BB: You’ve now given a donation to the UIC OT department to fund a scholarship. What do you hope your gift will accomplish?

WS: When I was a faculty member, we had a young woman from the Robert Taylor Homes apply to the program. Her GPA was probably a 3.5 out of 5. Growing up in the projects, you could just see what it took for her to apply. I really wanted [the admissions committee] to admit this girl, but they didn’t, because we could get young women from the suburbs who would have a 4.5 GPA. That has stayed with me this 20 some odd years since I’ve been away from the university.

So I wanted to be able to support a young person, woman or man, who may not have had all of the means that they needed. I’m not giving enough for a full scholarship by any means, but it can encourage someone.

Besides that, I wanted to make a contribution back to the university because the university did give me a lot. It gave me a profession. And I just wanted to be able to support someone in a way that they need to be supported, however they need it.

BB: What advice would you give to students today who want to become leaders?

WS: Leadership is the ability to inspire other people with a vision. So I think it’s important for people to think about what’s important to them.

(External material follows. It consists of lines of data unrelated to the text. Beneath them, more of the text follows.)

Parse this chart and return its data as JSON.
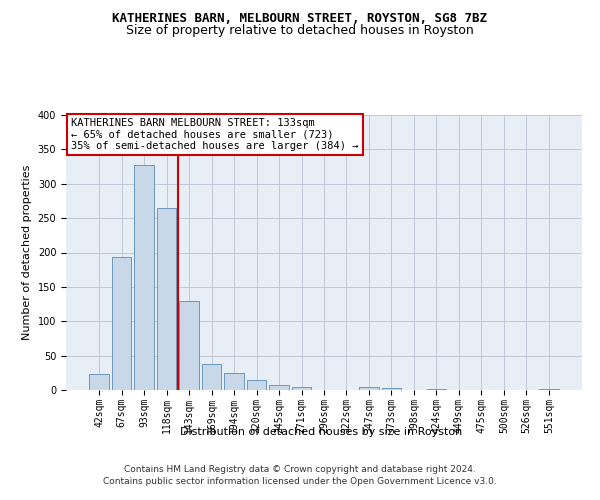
{
  "title": "KATHERINES BARN, MELBOURN STREET, ROYSTON, SG8 7BZ",
  "subtitle": "Size of property relative to detached houses in Royston",
  "xlabel": "Distribution of detached houses by size in Royston",
  "ylabel": "Number of detached properties",
  "categories": [
    "42sqm",
    "67sqm",
    "93sqm",
    "118sqm",
    "143sqm",
    "169sqm",
    "194sqm",
    "220sqm",
    "245sqm",
    "271sqm",
    "296sqm",
    "322sqm",
    "347sqm",
    "373sqm",
    "398sqm",
    "424sqm",
    "449sqm",
    "475sqm",
    "500sqm",
    "526sqm",
    "551sqm"
  ],
  "values": [
    23,
    193,
    328,
    265,
    130,
    38,
    25,
    14,
    7,
    5,
    0,
    0,
    4,
    3,
    0,
    2,
    0,
    0,
    0,
    0,
    2
  ],
  "bar_color": "#c8d8e8",
  "bar_edge_color": "#5b8db8",
  "grid_color": "#c0c8d8",
  "background_color": "#e8eef5",
  "property_line_x": 3.5,
  "annotation_title": "KATHERINES BARN MELBOURN STREET: 133sqm",
  "annotation_line1": "← 65% of detached houses are smaller (723)",
  "annotation_line2": "35% of semi-detached houses are larger (384) →",
  "annotation_box_color": "#ffffff",
  "annotation_box_edge_color": "#cc0000",
  "property_line_color": "#cc0000",
  "ylim": [
    0,
    400
  ],
  "yticks": [
    0,
    50,
    100,
    150,
    200,
    250,
    300,
    350,
    400
  ],
  "footer_line1": "Contains HM Land Registry data © Crown copyright and database right 2024.",
  "footer_line2": "Contains public sector information licensed under the Open Government Licence v3.0.",
  "title_fontsize": 9,
  "subtitle_fontsize": 9,
  "axis_label_fontsize": 8,
  "tick_fontsize": 7,
  "annotation_fontsize": 7.5,
  "footer_fontsize": 6.5
}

Do some reflection about what you are, what you value, what you want, what motivates you and so forth. Know what you are about and what your vision is because you do touch people with that.

BB: What are you most proud of?

WS: My two daughters and my four grandkids. Everyone leaves a legacy in the way that they leave it; you don’t think about that until you get old. I’m also proud of my involvement in social justice issues. I hadn’t really thought about it until this conversation, but I realize now that that’s been really important to me for my whole life.

[1] When Dr. Scott was a student, the program was split between the University of Illinois Urbana-Champaign campus, where students spent their first three years of general education, and the Chicago campus, where seniors completed a 16-month professional course.